Of all Liverpool's MPs, Francis Bacon was the most deserving of the epithet 'great man'. However, since there is no evidence he even bothered to visit his constituency, he probably wasn't that great an MP — even though he scaled the heights of his Age as a politician. He presumably thought Liverpool could look after itself while he got on with being just about the most powerful statesmen in the Courts of Elizabeth and James I. No doubt he intended to visit, but his groundbreaking work as philosopher, essayist and 'father of modern science' meant he kept putting it off.
Thomas Carlyle wrote that Bacon had a rare ability to 'converse with this universe, first hand'. Lord Macaulay admired Bacon as the antithesis of a woffler who 'had a wonderful talent for packing thought close, and rendering it portable'.

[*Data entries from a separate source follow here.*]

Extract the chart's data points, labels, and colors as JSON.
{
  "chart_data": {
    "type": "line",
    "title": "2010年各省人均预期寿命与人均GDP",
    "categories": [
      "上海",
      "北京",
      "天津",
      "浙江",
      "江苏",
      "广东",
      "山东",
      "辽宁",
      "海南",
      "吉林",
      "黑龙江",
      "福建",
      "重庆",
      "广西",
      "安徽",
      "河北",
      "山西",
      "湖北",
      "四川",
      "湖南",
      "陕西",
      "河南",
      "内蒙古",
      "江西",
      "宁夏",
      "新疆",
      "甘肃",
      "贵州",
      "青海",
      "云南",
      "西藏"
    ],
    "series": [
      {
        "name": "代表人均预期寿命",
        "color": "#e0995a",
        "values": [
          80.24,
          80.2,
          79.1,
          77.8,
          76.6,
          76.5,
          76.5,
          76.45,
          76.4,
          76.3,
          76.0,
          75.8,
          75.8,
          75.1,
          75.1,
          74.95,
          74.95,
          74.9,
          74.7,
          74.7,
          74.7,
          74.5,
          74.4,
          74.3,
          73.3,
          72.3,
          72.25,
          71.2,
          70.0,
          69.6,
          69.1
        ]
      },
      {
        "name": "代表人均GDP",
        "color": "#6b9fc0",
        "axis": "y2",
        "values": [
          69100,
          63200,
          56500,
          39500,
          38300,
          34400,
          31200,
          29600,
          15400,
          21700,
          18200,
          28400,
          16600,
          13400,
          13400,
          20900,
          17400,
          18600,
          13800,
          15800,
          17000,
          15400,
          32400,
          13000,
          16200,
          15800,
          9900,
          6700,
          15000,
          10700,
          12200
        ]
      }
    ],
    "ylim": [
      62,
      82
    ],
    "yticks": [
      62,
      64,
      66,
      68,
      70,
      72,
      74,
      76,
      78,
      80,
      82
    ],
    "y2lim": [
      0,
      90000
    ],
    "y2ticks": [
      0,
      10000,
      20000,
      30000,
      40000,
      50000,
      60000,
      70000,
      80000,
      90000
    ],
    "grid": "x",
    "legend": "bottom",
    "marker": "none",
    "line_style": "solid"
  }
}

But Macauley also considered Bacon a 'thoroughly dishonest man...', one whose dazzling brilliance of mind enticed others to forget 'the standards of ordinary decency and morality'. That's the problem with being both philosopher and politician. No doubt philosophical integrity was particularly incongruous with political ambition in Tudor and Stuart England, when all advancement required flattery and fawning on the monarch, and outdoing his rivals in intrigue.
Bacon had his comeuppance, being found guilty of serious sleaze. He was banished from Court for life — which gave him plenty of time for his writing, though it ensured he died in debt. But his ideas lived on and have enriched our civilisation.